Angels, that was what he thought. The way she lay on her back, arms spread wide, as if making angels in the snow. The front of her coat tugged aside, feet bare, the centre of her dress stained dark, fingers curled. A few listless flakes settled momentarily on her face and hair. Porcelain skin. In those temperatures she could have been dead for hours or days. The pathologist would know.

Straightening, Resnick glanced at his watch. Three forty-five. Little over half an hour since the call had come through. Soon there would be arc lights, a generator, yellow tape, officers in coveralls searching the ground on hands and knees. As Anil Khan, crouching, shot off the first of many Polaroids, Resnick stepped aside. The broad expanse of the Forest rose behind them, broken by a ragged line of trees. The city’s orange glow.

‘The woman as called it in,’ Millington said, at his shoulder. ‘You’ll likely want a word.’

She was standing some thirty metres off, where the scrub of grass and the gravel of the parking area merged.

‘A wonder she stayed around,’ Resnick said.

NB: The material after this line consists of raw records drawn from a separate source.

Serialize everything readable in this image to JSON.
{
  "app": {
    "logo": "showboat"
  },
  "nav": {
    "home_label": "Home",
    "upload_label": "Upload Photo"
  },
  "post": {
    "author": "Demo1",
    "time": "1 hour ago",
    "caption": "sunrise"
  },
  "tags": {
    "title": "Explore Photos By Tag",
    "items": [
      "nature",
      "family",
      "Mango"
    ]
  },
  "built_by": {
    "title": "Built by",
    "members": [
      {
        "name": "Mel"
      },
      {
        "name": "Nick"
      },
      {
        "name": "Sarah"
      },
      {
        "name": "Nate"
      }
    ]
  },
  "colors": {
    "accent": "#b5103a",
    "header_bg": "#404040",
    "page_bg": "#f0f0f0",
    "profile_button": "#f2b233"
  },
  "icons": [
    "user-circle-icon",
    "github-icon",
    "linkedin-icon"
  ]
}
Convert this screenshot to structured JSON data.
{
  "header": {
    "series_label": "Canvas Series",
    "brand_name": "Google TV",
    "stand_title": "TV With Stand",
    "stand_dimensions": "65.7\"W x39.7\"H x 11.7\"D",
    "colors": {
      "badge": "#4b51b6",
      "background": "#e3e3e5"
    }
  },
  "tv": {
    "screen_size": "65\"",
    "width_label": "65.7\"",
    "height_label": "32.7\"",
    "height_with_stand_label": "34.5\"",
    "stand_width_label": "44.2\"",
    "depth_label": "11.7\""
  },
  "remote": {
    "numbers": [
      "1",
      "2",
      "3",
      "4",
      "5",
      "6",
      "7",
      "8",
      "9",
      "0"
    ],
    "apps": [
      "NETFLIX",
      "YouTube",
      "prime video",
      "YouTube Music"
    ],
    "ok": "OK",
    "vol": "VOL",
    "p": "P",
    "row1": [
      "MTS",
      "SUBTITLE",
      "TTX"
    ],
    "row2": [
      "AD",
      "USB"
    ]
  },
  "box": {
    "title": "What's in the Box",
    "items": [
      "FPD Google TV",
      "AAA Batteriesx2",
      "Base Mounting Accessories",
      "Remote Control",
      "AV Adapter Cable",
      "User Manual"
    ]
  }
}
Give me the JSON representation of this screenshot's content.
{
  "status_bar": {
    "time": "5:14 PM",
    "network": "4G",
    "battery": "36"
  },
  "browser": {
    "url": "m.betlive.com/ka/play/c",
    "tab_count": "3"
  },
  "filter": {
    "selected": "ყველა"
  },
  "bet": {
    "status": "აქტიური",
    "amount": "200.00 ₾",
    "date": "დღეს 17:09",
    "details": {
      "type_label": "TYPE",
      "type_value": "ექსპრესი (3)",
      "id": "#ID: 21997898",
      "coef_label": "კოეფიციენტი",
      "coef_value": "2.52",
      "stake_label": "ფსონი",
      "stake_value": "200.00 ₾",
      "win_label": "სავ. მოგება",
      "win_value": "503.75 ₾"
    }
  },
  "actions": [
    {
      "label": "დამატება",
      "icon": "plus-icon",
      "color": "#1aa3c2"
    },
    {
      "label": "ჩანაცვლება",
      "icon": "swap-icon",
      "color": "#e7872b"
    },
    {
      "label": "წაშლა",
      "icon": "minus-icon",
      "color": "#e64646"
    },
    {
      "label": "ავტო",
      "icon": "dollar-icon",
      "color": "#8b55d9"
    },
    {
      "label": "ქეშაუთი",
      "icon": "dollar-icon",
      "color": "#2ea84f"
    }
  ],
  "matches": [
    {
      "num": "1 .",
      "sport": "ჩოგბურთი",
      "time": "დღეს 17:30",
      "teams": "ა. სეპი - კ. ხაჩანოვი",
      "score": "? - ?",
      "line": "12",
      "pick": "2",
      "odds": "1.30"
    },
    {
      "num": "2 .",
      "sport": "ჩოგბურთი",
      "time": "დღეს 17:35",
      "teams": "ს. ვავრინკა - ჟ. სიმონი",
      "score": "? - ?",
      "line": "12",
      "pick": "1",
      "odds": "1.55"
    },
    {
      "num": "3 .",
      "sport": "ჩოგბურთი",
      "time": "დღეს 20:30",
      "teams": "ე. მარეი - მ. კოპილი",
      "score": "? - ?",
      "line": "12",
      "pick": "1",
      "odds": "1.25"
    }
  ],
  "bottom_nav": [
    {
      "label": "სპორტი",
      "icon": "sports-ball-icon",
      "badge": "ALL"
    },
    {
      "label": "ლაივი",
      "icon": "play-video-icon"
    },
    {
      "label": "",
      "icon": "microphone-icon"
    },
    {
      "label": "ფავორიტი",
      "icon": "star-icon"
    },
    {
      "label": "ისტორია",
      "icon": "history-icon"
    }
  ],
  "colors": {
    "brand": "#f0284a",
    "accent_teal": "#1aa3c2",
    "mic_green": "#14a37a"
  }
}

Millington nodded and lit a cigarette.

She was tall, taller than average, dark hair that at closer range was reddish-brown, brown leather boots which stopped below the knee, a sheepskin coat she pulled across herself protectively as Resnick came near. A full mouth from which most of the lipstick had been worn away, eyes like seawater, bluey-green. The fingers holding her coat close were raw with cold.

Still Resnick did not recognise her until she had fumbled in her pockets for a pack of cigarettes, a lighter, the flame small yet sudden, flaring before her eyes.

‘Eileen? Terry’s Eileen?’

She looked at him then. ‘Not any more.’

It had been two years, almost to the day, since the last time he had seen her, trapped out in widow’s weeds. Since then, the seepage that had followed Terry Cooke’s funeral had submerged her from Resnick’s sight. Cooke, a medium-range chancer who had punched his weight but rarely more — aggravated burglary, the occasional lorry hijack, once a payroll robbery of almost splendid audacity — and who had ended his own life with a bullet through the brain, administered while Eileen lay in bed alongside him.

‘You found her.’ Resnick’s head nodded back in the direction of the corpse.

As a question, it didn’t require answer.

‘How come?’

‘She was there, wasn’t she? Lyin’ there. I almost fell over her.’

‘I mean, three in the morning, how come you were here? On the Forest?’

‘How d’you think?’

Resnick looked at her, waiting.

She gouged the heel of her boot into the frozen ground. ‘Business. What else?’

‘Christ, Eileen.’

‘I was here doin’ business.’

‘I didn’t know.’

‘Why should you?’ For the space of seconds, she looked back at him accusingly.

Resnick had talked to her several times in the weeks before Terry Cooke had died, Eileen seeking a way out of the relationship but too scared to make the move. And Resnick listening sympathetically, hoping she would give him an angle, a way of breaking through Cooke’s camouflage and alibis. Give him up, Eileen. Give us something we can use. Once he’s inside, he’ll not be able to reach you, do you any harm. In the end, Resnick had thought, the only harm Cooke had done had been to himself. Now, looking at Eileen, he was less sure.